米FRBの新決済基盤はクレジットカードを淘汰するか
デジタル決済の世界では、先進国はレガシーシステムと既得権益でがんじがらめになる一方、新興国がリープフロッグしデファクトスタンダードを作った。米国で新たに発足した決済基盤FedNowは、レガシーな銀行間決済を換装し、クレジットカードの独占を打ち砕くのか。
デジタル決済の世界では、先進国はレガシーシステムと既得権益でがんじがらめになる一方、新興国がリープフロッグしデファクトスタンダードを作った。米国で新たに発足した決済基盤FedNowは、クレジットカードの独占を打ち砕くのか。
米連邦準備制度理事会(FRB)は即時決済プラットフォーム「FedNow」を正式に発足させた。FedNowは、金融機関間の即時決済を処理するための新システムで、早期に導入した35の銀行と信用組合に展開される。FRBの目標は、最終的には全国9,000以上の銀行と信用組合を接続し、古い決済システムを捨てて、米国のすべての金融機関間でより迅速な決済処理をサポートすることである。
個人や企業にとって、給与を即座に受け取れるようになったり、企業が請求書の支払いを受けた際に、数日間待たされることがなく、即座に資金を利用できるようになるなどの利点が生まれる、とパウエル議長は述べた。

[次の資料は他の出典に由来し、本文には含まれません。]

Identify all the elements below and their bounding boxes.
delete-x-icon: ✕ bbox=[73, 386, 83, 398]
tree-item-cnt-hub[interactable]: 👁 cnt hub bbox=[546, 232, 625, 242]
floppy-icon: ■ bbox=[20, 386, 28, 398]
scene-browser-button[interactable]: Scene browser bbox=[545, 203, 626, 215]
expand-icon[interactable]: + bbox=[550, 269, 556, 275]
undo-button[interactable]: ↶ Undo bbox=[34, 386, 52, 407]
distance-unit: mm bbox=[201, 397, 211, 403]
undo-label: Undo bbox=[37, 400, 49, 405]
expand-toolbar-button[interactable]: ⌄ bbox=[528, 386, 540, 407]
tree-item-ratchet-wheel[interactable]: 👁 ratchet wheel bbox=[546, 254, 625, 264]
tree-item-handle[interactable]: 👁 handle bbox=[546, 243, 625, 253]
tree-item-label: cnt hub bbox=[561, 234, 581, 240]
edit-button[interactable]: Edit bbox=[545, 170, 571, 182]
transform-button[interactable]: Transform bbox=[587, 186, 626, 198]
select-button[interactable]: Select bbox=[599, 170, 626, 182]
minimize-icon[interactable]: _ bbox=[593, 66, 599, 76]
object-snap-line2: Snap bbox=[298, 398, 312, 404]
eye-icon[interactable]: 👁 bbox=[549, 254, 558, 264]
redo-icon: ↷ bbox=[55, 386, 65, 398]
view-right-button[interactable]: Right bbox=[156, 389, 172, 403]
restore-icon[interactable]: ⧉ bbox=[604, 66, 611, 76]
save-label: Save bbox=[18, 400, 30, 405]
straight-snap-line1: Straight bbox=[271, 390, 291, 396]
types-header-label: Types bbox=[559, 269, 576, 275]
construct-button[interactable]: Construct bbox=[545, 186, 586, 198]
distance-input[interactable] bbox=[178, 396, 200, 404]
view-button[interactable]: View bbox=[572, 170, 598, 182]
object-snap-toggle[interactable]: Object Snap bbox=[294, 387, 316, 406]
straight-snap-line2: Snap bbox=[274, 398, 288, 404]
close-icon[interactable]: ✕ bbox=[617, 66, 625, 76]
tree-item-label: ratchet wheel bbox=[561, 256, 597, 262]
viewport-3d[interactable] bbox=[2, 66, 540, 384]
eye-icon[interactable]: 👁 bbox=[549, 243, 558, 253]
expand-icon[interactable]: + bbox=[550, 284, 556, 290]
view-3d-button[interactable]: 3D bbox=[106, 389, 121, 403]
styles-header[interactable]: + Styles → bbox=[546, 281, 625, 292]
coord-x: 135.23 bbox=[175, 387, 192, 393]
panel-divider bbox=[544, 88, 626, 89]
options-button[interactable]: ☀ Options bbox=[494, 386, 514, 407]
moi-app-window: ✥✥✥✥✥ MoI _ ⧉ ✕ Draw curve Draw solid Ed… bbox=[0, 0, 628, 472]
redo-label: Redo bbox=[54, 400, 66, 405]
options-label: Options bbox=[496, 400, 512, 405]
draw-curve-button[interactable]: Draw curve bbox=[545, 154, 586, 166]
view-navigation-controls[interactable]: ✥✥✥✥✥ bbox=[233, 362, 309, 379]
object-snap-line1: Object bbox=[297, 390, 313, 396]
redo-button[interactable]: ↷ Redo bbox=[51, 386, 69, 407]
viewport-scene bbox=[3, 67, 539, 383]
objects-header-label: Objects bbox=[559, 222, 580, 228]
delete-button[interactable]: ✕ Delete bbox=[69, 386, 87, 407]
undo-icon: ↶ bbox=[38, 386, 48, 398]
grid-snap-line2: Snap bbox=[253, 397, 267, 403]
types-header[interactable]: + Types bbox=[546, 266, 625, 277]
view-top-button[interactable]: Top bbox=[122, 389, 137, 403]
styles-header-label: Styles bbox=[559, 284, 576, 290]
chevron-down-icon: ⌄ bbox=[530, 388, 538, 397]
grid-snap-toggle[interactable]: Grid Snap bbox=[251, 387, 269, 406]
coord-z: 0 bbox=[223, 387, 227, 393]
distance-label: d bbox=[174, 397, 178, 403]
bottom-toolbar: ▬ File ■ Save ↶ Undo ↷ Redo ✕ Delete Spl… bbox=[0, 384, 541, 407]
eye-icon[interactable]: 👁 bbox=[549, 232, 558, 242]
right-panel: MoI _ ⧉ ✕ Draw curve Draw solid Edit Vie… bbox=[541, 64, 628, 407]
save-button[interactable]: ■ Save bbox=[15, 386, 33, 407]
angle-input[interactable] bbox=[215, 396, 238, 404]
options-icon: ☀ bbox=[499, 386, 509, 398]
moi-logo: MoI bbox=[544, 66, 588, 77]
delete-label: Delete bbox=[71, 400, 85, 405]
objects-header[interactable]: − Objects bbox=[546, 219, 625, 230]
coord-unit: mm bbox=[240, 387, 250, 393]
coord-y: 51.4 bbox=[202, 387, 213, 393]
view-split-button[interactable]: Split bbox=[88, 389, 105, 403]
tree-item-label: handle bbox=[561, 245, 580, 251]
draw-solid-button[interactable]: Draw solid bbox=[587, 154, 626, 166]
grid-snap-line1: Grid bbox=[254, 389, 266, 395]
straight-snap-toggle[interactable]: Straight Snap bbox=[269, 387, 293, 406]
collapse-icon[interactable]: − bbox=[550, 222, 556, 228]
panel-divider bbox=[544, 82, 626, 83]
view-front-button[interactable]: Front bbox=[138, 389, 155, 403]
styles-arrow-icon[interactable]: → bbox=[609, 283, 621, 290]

これまでに約50の金融機関、サービス・プロバイダが新しいネットワークで送金を行うために必要な正式なテストと認証を完了したという。現在、FedNowはデフォルトの取引限度額を10万ドルに設定しているが、各銀行は50万ドルまで調整できるとフォーブスは報じている。

FedNowは銀行間(場合によっては同じ銀行の口座間)の送金を仲介し、数秒でトランザクションを完了する。米国の大手銀行によって形成された主流のプライベート・ネットワークは、取引の完了までに1〜3日要する。この決済ネットワークは、2019年にFRBがシステム構築の計画を発表して以来、長い時間をかけて実現に至った。
JPモルガン・チェース、シティグループ、ウェルズ・ファーゴなどの金融大手が所有するクリアリングハウスは、2017年にRTPネットワークと呼ばれる独自のシステムを導入した。現在350以上の金融機関をネットワークに持つRTPは、第2四半期に約290億ドルの決済を処理した。これは前年同期比で18%の増加ではあるが、銀行やその他の金融機関が電子送金に使用するもうひとつのシステムであるAutomated Clearing House(ACH)ネットワークは、処理額が約20兆ドルである。ACH決済は通常、処理完了までに1~3営業日かかる。